L’après-midi fut consacré au spectacle et plus particulièrement au théâtre. Sophie Lieber évoqua les traces des représentations du Cid, depuis la création de la pièce jusqu’à aujourd’hui. Quant à Odile Krakovitch, elle rappela que les archives de la répression sont une source incontournable pour tous ceux qui veulent étudier le théâtre au xixe siècle.

Les dernières interventions et la table ronde ont été l’occasion de s’arrêter plus longuement sur les fonds des établissements riches en documents ayant trait au théâtre et au spectacle en général – dont le département des Arts du spectacle de la Bibliothèque nationale de France. La question posée fut celle des passerelles qui existeraient ou non entre les spectacles et les lieux de l’écrit.

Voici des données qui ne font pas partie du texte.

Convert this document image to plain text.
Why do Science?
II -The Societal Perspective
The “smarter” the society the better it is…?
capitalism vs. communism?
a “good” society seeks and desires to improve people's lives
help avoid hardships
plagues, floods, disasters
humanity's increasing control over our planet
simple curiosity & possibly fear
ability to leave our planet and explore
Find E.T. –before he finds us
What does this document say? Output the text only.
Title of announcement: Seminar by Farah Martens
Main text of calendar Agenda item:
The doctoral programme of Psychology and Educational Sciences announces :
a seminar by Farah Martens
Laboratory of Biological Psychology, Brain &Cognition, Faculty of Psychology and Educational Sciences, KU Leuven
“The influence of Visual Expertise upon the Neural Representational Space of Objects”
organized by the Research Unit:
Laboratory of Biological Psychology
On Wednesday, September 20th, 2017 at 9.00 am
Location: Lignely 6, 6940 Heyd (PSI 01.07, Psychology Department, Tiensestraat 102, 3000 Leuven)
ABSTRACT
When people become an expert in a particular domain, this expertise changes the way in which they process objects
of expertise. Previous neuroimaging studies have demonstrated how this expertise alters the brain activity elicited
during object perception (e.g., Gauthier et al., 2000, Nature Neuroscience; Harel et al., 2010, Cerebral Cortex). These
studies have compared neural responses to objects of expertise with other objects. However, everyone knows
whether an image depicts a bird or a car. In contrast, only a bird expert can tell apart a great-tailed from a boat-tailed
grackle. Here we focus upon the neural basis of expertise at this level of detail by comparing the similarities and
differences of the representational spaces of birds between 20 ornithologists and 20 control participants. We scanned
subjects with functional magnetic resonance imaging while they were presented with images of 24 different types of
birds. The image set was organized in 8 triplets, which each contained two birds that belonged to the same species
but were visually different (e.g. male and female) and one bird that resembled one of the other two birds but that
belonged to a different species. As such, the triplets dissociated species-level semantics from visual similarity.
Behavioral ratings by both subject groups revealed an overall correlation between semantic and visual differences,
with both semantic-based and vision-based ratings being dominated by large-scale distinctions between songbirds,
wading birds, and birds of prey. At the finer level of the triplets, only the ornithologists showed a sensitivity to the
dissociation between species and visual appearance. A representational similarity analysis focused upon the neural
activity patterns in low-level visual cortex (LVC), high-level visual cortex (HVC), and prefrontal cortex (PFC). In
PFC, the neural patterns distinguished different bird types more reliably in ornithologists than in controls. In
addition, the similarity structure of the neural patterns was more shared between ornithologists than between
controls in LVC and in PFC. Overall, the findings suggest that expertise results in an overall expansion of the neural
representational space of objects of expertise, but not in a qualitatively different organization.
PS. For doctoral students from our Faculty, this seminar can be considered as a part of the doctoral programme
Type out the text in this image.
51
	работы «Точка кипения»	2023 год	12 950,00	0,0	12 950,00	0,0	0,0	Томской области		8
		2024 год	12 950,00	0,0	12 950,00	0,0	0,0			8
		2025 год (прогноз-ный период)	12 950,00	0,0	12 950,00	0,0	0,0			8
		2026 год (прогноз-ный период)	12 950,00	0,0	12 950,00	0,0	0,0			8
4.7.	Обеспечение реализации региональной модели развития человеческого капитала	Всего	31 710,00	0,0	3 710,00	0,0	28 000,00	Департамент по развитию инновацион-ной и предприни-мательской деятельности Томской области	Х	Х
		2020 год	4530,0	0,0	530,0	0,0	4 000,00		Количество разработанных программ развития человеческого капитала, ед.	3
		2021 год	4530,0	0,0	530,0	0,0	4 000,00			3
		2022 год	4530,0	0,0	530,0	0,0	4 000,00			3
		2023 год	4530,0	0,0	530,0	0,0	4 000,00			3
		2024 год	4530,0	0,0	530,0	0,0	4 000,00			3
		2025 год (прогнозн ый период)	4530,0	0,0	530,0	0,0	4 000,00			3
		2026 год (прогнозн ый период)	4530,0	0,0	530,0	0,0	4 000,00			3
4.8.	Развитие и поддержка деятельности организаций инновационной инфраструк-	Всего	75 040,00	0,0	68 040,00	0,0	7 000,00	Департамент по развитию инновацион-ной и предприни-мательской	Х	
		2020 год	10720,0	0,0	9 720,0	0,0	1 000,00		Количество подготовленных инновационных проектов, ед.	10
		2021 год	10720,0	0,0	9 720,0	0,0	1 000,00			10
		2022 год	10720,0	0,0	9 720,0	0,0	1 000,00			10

Après la synthèse du colloque confiée à Dominique Arot, du Conseil supérieur des bibliothèques, Dominique Coq, au nom du Directeur du livre et de la lecture, annonça la mise en œuvre d’un projet important – sous la houlette de la Direction du livre et de la lecture et de la Direction du théâtre et des spectacles – de recensement des fonds théâtraux français. Outil de référence et de localisation, cet inventaire sera à l’image de celui des fonds musicaux en région. Voilà qui réjouira le cœur de ceux dont l’esprit chagrin – mais réaliste – s’étonne qu’on cherche parfois à promouvoir des fonds que l’on ne connaît pas encore dans leur ensemble.

  1. (retour)↑  Ce colloque a été publié sous le titre Le Patrimoine en mouvement : migration de l’écrit au fil des siècles, actes du colloque de Roanne, 1er et 2 octobre 1996, Annecy, arald ; Paris : ffcb ; Roanne : Bibliothèque municipale, 1997. Cf. le compte rendu paru dans le bbf, 1997, n° 1, p. 68-70.
  2. (retour)↑  Rappelons que la Direction du livre et de la lecture a soutenu, comme chaque année, la présentation d’expositions réalisées sur ce thème, à partir des collections de six bibliothèques municipales : Avignon, Dieppe, Niort, Roubaix, Troyes et Versailles, et ce du 20 septembre au 20 octobre 1997. Ces expositions, dont les catalogues sont publiés dans la petite collection « (Re)Découvertes », sont l’occasion de faire connaître les fonds des bibliothèques en région.
  3. (retour)↑  Davitt Moroney avait joué, le jeudi soir, au musée des Tissus de Lyon, sur un clavecin de 1716, les œuvres – datées de 1710 et 1719 – de Nicolas Siret, organiste à la cathédrale de Troyes et compositeur.